# "Modernizing" a Hunter ICC-8000



## MRTkH (Apr 22, 2021)

I have an ICC-800PL. Previous homeowner installed 24 zones in the yard. Yeah, it's complicated but it works. I would like to be able to control zones remotely or potentially upgrade to an wifi controller so I can control with my phone. I've not seen WiFi-frendily controllers that can handle 24 and buying 2 twelve wifi controllers seems a bit much and complicated.

I have considered putting in a HUNTER ROAM-KIT to let me run it from my yard, remotely. Meaning be able to walk and turn on and off, but that doesn't give me true remote control (i.e. via my phone when I'm away).

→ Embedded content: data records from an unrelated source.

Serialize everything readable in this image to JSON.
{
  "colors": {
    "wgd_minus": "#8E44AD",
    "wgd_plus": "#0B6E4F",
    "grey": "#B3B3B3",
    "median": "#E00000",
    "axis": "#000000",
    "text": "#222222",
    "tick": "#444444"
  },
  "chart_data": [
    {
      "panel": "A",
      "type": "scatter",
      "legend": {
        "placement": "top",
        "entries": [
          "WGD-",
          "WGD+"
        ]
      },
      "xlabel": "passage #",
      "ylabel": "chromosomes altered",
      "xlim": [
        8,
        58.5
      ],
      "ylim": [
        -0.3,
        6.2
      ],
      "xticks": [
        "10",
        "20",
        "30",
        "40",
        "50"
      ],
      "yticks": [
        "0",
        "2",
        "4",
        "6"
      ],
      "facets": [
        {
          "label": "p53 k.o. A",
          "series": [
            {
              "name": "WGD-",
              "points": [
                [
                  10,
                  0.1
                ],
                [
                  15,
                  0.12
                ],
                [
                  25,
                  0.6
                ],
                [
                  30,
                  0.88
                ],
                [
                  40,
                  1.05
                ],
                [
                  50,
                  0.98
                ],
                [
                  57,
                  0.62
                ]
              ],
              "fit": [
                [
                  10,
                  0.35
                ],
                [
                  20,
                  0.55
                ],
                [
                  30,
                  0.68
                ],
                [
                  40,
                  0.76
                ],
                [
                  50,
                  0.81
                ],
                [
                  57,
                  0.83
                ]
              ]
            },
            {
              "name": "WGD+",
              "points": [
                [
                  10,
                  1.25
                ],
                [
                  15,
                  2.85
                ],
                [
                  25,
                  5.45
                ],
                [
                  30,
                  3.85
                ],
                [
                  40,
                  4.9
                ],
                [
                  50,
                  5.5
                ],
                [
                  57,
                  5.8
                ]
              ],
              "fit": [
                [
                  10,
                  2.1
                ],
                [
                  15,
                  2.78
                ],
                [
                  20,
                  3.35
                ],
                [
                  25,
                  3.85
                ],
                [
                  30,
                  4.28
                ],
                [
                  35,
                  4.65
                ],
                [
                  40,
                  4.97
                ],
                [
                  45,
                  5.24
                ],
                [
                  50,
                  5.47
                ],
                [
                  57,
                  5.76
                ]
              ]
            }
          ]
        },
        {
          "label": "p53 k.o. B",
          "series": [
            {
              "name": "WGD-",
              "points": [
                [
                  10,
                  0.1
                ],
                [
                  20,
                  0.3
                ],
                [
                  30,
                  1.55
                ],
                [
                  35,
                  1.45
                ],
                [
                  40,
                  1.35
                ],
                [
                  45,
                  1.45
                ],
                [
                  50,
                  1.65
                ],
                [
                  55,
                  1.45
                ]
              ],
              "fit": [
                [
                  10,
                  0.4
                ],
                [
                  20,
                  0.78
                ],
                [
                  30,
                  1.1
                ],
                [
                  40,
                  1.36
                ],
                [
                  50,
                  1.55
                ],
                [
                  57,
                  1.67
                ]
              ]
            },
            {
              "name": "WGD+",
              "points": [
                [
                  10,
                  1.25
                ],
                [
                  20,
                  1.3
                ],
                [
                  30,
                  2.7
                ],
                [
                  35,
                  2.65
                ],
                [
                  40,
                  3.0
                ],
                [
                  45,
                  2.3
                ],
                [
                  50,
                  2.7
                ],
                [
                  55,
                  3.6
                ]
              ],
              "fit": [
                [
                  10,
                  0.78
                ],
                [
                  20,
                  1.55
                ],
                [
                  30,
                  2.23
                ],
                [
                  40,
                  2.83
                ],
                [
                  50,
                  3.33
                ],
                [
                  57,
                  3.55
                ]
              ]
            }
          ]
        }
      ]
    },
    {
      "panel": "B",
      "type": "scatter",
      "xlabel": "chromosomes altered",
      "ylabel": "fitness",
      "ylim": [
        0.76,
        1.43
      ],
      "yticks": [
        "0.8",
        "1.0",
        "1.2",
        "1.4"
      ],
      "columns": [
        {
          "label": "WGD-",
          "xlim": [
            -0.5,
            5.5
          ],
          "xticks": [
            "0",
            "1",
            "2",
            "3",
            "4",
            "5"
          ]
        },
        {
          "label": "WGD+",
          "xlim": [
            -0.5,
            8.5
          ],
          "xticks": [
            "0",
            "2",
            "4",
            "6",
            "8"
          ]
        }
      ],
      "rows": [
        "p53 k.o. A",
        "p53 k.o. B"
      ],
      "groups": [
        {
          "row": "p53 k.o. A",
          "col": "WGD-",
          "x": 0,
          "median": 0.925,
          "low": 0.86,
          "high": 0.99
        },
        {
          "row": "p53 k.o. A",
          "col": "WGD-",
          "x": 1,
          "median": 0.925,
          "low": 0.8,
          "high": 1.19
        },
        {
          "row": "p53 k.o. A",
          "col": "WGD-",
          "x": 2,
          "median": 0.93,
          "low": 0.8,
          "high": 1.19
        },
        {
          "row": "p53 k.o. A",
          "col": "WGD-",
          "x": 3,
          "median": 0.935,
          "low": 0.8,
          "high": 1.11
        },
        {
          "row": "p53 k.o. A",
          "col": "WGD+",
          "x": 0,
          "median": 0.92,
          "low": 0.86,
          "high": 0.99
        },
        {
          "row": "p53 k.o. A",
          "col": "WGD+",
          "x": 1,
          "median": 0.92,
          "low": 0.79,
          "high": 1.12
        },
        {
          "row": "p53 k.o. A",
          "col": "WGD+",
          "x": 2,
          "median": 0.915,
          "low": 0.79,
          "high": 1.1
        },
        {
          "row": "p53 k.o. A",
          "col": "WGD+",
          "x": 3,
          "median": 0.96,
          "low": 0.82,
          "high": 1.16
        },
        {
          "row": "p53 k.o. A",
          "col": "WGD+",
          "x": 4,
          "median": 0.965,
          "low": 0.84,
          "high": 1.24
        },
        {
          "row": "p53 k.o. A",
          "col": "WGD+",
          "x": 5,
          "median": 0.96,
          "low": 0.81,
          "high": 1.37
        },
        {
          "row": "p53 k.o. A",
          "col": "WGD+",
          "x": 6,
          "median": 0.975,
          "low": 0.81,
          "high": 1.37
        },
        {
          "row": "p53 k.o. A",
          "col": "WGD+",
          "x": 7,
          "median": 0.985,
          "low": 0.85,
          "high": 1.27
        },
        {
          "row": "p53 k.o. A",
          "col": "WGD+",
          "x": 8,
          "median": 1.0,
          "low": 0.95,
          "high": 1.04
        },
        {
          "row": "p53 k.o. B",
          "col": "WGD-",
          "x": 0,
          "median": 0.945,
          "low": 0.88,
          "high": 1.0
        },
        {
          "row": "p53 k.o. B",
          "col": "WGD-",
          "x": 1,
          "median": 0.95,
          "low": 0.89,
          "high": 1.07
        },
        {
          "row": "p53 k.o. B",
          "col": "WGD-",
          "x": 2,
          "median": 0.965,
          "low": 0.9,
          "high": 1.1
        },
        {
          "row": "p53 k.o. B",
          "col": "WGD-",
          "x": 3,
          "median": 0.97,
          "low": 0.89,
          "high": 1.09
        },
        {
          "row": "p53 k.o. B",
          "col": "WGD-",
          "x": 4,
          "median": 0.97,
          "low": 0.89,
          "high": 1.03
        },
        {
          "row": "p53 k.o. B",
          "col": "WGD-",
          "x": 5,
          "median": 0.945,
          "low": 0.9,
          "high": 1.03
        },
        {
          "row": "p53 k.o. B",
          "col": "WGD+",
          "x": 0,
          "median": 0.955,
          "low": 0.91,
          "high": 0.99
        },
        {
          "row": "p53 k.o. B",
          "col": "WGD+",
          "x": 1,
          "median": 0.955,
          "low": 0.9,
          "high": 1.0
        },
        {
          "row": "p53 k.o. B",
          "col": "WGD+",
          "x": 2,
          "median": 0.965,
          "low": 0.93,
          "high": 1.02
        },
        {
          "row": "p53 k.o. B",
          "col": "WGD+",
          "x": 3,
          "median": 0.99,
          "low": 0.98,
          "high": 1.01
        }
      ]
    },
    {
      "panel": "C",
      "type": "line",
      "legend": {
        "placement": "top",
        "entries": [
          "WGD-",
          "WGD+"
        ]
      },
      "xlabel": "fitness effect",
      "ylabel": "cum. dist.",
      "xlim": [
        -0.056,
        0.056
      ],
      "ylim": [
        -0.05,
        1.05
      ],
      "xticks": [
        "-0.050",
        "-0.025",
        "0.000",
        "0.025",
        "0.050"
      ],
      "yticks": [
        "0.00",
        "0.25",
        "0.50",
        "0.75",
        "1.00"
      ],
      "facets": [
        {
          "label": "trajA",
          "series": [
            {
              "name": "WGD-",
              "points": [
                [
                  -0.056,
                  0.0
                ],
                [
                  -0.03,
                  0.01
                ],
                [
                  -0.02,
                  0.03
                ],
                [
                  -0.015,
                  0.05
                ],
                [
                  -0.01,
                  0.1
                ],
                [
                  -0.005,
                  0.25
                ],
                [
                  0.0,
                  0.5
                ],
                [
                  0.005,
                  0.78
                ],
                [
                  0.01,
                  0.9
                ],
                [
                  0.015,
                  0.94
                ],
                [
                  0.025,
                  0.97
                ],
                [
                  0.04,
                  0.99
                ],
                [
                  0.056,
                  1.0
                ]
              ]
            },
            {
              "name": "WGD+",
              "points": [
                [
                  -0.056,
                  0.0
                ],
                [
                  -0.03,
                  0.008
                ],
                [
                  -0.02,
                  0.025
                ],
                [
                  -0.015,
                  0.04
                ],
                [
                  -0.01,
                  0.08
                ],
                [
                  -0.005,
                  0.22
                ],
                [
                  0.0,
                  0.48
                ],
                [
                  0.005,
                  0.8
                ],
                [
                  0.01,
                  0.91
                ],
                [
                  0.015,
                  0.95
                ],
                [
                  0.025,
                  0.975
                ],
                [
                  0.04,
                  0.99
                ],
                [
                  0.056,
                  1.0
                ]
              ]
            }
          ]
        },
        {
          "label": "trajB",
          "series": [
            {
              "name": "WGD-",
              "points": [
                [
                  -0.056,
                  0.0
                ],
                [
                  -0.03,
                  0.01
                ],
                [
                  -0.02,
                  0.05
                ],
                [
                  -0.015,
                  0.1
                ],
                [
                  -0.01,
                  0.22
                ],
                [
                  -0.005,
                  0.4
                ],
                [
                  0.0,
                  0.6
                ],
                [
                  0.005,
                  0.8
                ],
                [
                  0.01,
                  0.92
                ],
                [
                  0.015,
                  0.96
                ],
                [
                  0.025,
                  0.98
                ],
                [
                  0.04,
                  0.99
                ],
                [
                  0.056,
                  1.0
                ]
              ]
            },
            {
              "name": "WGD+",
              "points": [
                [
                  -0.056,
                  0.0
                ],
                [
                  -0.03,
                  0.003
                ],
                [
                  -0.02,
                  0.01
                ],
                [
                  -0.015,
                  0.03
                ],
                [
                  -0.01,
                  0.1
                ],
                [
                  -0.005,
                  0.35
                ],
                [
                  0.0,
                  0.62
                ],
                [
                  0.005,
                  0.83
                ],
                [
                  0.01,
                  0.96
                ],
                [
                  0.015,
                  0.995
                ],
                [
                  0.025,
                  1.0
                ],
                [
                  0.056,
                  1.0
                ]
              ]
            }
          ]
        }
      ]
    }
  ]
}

Are there any good options for a 24 zone WiFi-controller I may have missed? 
Also, I doubt there is a plug-in that could let me keep this old controller yet control it with an app. However, I thought maybe i missed something and one does exist. Anyone seen such a feature?


----------



## g-man (Jun 15, 2017)

I know OpenSprinkler can. https://opensprinkler.com/

I dont know of others.


----------



## Riverpilot (Mar 26, 2019)

Hunter Hydrawise, Pro-HC or HCC.

https://www.hunterindustries.com/product-line/Hydrawise


----------